Selon les informations communiquées après son arrestation, le suspect aurait d’abord reconnu les faits. Pourtant, son récit aurait ensuite évolué devant les enquêteurs et la justice.

D’après l’agence de presse grecque ANA, l’homme affirme désormais avoir trouvé la Britannique morte dans la salle de bains du logement où elle séjournait. Il conteste donc, selon cette version, l’idée d’avoir directement provoqué son décès.

Les enquêteurs disposent néanmoins de plusieurs éléments qui alimentent leurs soupçons.

Selon l’ANA et plusieurs médias grecs citant le dossier judiciaire, le suspect aurait utilisé les cartes bancaires de la victime pour effectuer des retraits d’argent. Il aurait également envoyé des messages aux proches de la Britannique.

Ces communications auraient pu donner l’impression que la femme se trouvait encore en vie. Elles auraient ainsi retardé le signalement de sa disparition auprès des autorités.

Par ailleurs, une vidéo largement relayée sur les réseaux sociaux montre un jeune homme dans une rue d’Athènes.
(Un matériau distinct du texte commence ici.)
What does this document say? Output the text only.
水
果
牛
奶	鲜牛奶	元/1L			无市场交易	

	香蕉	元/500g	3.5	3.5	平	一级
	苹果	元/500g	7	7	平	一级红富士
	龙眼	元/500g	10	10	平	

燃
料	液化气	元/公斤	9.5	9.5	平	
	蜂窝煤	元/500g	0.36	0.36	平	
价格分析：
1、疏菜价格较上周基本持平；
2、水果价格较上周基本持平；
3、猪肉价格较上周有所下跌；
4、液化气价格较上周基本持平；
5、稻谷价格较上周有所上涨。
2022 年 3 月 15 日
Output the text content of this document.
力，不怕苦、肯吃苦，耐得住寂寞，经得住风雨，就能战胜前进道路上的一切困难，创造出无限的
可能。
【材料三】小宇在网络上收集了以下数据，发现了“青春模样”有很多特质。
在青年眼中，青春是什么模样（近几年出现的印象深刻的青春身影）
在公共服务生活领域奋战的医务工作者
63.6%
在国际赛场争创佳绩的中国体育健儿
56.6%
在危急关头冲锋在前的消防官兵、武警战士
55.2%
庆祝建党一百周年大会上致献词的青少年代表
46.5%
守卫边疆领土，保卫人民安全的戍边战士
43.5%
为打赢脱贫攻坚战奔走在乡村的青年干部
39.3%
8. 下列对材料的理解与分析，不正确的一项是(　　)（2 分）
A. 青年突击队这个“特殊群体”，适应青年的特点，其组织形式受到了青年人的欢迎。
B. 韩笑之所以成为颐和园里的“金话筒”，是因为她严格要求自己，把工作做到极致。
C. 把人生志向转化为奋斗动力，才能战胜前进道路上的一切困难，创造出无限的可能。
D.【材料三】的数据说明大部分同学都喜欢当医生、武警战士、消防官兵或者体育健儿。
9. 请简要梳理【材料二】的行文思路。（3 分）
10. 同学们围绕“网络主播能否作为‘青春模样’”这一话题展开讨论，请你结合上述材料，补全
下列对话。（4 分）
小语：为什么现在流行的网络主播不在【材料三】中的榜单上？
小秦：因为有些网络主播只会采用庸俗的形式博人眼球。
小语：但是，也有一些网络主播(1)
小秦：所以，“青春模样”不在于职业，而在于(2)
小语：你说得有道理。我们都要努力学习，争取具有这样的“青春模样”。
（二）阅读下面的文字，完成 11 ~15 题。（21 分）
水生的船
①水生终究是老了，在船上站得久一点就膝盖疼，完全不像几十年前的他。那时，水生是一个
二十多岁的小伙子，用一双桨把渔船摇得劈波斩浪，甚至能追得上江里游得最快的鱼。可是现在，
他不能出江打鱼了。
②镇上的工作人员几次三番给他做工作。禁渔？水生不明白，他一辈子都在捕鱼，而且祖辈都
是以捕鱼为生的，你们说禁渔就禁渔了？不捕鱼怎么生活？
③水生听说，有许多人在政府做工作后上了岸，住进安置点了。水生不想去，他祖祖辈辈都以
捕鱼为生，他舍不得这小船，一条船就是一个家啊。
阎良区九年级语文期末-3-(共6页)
Il pousse une grande valise noire.

Les médias grecs présentent ces images comme un élément de l’enquête. Les autorités doivent désormais établir précisément leur contexte et déterminer leur lien avec les autres éléments recueillis.
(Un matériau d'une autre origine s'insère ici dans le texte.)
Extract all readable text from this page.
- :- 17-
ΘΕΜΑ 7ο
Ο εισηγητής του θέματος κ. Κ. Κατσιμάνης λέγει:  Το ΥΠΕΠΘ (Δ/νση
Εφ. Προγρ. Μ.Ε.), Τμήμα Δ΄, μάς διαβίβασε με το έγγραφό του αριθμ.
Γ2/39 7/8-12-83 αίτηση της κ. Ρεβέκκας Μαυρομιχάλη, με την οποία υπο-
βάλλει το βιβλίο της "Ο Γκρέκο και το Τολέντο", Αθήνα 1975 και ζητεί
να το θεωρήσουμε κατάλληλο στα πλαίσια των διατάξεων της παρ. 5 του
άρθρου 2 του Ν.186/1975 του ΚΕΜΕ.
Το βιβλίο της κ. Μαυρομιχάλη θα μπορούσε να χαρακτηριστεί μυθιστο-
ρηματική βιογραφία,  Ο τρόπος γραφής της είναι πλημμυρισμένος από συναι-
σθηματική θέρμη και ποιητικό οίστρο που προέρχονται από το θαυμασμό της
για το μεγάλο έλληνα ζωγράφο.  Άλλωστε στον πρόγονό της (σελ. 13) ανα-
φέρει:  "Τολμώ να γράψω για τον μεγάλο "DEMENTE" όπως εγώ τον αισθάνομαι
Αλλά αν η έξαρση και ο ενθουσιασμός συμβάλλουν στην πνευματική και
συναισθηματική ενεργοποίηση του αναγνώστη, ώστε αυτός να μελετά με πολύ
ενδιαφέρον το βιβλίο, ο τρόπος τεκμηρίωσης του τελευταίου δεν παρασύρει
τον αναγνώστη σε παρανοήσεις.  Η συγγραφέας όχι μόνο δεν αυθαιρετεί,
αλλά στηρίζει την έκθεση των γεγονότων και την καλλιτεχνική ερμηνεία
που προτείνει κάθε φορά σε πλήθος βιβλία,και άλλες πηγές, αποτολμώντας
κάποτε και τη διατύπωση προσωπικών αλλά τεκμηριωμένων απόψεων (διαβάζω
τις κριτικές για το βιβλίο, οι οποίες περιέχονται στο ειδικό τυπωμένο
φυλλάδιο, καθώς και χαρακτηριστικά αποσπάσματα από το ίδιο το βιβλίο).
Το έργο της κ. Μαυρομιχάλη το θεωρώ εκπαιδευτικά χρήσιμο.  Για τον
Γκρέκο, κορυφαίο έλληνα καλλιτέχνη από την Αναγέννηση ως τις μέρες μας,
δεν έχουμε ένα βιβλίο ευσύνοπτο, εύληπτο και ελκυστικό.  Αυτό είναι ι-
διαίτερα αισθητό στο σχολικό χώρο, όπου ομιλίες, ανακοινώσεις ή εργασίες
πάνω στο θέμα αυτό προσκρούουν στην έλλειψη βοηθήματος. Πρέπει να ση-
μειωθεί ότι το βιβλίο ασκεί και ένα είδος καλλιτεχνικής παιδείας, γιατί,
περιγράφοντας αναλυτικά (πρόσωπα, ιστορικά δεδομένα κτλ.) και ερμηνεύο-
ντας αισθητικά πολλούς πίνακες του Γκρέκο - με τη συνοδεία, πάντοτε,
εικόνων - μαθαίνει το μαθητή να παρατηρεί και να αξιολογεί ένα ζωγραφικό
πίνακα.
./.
Le suspect aurait également créé une organisation destinée à venir en aide aux migrants. Cette activité l’aurait placé dans un environnement où il pouvait rencontrer différentes personnes engagées dans des actions humanitaires.

C’est justement dans ce cadre que l’affaire aurait pris une tournure décisive.

Son épouse britannique aurait aidé les enquêteurs

L’épouse du suspect, une Britannique, connaissait également la victime. Les deux femmes se seraient rencontrées dans le cadre d’activités humanitaires et religieuses.

Selon les informations rapportées par l’ANA, l’épouse aurait fourni aux enquêteurs plusieurs renseignements. Ces informations auraient contribué à orienter les recherches vers son propre mari.

Son témoignage aurait ainsi joué un rôle dans l’interpellation du jeune homme.

La justice grecque l’a depuis inculpé pour homicide volontaire, vol et détention d’arme. La procédure doit maintenant permettre aux magistrats de déterminer précisément ce qui s’est produit.

De son côté, la victime a été identifiée par plusieurs médias grecs comme Elisabeth-Jane Ross, une Britannique originaire d’Écosse.

Selon la police, elle était arrivée en Grèce le 26 juin. Elle avait ensuite séjourné jusqu’au 10 juillet chez un ami dans la région du Pirée.

Après cette période, elle serait partie vers une destination inconnue située dans la périphérie d’Athènes. Les enquêteurs cherchent à retracer ses déplacements durant les jours qui ont précédé sa mort.

La découverte de son corps, le 18 juillet, a finalement permis de relancer les recherches sur sa disparition.

Pour l’heure, plusieurs questions restent sans réponse. Les enquêteurs doivent notamment clarifier les circonstances exactes du décès, établir le rôle précis du suspect et vérifier les différentes versions données depuis le début de l’affaire.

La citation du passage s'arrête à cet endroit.